When the governor began his annual budget address minutes after that Senate vote, Mr. Corbett thanked senators for their vote and urged the state House to "resolve this as quickly as possible."
The measure was poised for passage late Tuesday, though Democratic lawmakers took their final opportunity to protest against not being included in recent negotiations, as well as note their disapproval that the bill did not have a larger assessment and broader regulations.
Senate President Pro Tem Joe Scarnati, R-Jefferson, who has been a key advocate for assessing a fee on natural gas drillers, bristled against criticism that the plan's votes this week were too speedy in light of final details being ironed out over the weekend.

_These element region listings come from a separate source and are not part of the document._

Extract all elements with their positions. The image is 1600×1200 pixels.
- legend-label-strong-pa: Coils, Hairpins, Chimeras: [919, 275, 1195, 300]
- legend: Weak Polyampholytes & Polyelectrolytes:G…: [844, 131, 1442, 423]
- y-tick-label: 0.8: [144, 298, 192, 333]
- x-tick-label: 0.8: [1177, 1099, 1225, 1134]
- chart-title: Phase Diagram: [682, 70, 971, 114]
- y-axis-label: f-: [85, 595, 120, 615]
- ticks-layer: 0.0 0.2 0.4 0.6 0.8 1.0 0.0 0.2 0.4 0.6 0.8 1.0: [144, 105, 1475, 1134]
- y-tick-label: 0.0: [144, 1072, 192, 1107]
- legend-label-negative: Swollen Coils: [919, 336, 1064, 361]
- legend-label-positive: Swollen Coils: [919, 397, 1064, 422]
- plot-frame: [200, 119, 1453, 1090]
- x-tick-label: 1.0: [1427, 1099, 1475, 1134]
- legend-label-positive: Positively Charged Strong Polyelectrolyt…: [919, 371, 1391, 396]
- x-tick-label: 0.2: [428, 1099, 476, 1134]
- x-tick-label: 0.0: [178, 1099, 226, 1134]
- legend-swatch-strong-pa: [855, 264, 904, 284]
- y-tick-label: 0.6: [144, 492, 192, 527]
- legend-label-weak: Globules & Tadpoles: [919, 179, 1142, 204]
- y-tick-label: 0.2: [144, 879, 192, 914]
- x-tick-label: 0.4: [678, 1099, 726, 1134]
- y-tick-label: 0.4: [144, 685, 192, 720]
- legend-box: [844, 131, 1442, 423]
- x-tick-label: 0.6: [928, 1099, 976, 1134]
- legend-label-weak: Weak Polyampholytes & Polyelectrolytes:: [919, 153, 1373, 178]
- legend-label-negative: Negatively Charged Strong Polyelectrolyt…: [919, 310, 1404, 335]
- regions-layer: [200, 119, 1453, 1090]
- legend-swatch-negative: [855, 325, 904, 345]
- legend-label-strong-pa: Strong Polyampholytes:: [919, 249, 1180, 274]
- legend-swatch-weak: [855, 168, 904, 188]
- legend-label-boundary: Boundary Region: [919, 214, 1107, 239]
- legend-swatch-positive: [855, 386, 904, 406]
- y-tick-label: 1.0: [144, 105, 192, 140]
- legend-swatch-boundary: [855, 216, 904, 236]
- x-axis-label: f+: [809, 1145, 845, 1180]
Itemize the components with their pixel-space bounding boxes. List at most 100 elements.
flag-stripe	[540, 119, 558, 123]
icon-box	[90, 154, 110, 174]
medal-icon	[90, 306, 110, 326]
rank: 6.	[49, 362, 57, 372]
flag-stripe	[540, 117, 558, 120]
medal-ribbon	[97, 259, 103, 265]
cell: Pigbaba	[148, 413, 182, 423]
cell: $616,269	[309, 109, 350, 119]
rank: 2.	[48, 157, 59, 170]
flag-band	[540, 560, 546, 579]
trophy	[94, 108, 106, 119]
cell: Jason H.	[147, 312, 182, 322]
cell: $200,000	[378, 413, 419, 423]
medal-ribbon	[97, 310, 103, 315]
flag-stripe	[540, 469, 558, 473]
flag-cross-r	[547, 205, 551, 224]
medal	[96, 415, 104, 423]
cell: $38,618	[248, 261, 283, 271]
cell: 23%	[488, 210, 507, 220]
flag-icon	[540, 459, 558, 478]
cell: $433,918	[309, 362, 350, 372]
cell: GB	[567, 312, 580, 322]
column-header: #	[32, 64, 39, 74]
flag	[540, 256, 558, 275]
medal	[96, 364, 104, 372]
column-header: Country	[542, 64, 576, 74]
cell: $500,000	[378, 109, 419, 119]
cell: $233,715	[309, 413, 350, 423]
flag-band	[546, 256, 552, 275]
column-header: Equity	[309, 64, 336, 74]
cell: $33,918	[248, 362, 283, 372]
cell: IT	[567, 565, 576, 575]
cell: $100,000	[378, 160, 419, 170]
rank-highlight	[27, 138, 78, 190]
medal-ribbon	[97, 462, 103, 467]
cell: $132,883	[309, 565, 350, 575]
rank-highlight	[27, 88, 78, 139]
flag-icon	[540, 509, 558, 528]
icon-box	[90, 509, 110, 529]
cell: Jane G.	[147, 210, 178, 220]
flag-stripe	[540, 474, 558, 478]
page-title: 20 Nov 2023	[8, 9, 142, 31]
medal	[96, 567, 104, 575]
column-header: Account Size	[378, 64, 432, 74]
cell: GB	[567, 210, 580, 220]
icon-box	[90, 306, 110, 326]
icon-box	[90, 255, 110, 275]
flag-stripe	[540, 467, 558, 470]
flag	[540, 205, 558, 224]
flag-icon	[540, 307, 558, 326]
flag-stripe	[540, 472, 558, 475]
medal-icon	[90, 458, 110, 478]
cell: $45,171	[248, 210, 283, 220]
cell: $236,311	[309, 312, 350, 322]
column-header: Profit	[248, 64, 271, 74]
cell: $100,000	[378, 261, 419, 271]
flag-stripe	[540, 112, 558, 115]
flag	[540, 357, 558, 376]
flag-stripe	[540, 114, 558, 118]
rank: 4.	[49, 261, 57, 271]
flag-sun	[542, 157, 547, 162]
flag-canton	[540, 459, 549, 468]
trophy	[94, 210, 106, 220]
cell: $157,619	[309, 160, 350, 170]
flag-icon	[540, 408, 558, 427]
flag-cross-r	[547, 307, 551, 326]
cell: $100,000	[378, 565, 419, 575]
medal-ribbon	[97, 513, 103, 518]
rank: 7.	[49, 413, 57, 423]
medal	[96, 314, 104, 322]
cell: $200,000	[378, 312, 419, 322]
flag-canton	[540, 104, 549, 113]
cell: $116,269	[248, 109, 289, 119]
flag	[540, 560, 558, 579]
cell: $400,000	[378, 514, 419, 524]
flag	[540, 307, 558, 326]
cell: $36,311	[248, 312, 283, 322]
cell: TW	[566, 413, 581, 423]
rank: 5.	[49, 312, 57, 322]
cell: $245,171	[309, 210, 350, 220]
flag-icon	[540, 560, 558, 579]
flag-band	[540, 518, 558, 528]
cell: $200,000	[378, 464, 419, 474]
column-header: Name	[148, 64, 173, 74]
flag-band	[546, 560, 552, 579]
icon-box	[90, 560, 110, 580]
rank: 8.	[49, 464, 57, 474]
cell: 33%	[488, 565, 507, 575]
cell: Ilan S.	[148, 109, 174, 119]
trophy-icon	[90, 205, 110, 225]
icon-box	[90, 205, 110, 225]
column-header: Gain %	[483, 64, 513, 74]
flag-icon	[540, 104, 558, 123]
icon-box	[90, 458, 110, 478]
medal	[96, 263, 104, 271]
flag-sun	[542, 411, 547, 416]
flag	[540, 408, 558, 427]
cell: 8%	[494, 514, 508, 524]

Mr. Scarnati said he has "tromped through this subject with two governors" as several past attempts to create a severance tax fell short and the number of Marcellus Shale wells boomed. He began to push for an impact fee last spring -- after Mr. Corbett, a Republican, pledged not to sign a drilling tax -- and worked with Senate Democrats over the summer to incorporate their shale-related suggestions.
The Republican-negotiated measure melds the fee amounts in previous bill into a tiered system pegged against the price of natural gas, which would raise between $190,000 and $355,000 per well over 15 years. That fee is projected to raise more than $190 million retroactively for 2011, rising to $333 million by 2015.
Of the fee revenue, 60 percent of the funds would be distributed to local governments with gas drilling, with the remaining 40 percent to be deposited into a state Marcellus Legacy Fund.
During the late-evening House floor debate, state Rep. Dan Frankel, D-Squirrel Hill, slammed that allocation as too small, particularly the $6 million that would be earmarked for the state Department of Environmental Protection.
"That doesn't make up for the $10 million cut proposed in the governor's budget today," Mr. Frankel said.
Each county would be able to decide whether to charge the fee, which would be collected and distributed by the state Public Utility Commission. If a county decides not to charge a fee -- and thus forfeit its share of local fee dollars -- officials in half of the municipalities in the county could override that decision by voting to charge the fee.
It was the zoning provision that drew the most vocal opposition from Democrats in both chambers. Under the measure, the state Public Utility Commission would review those local ordinances upon request and rule whether they are reasonable based on state-prescribed guidelines.
Those uniformity standards, though tweaked during the GOP negotiations, still were deemed too overreaching for some: The Pittsburgh City Council on Tuesday approved a non-binding resolution opposing that provision, and various environmental activists continued to speak out against the restrictions.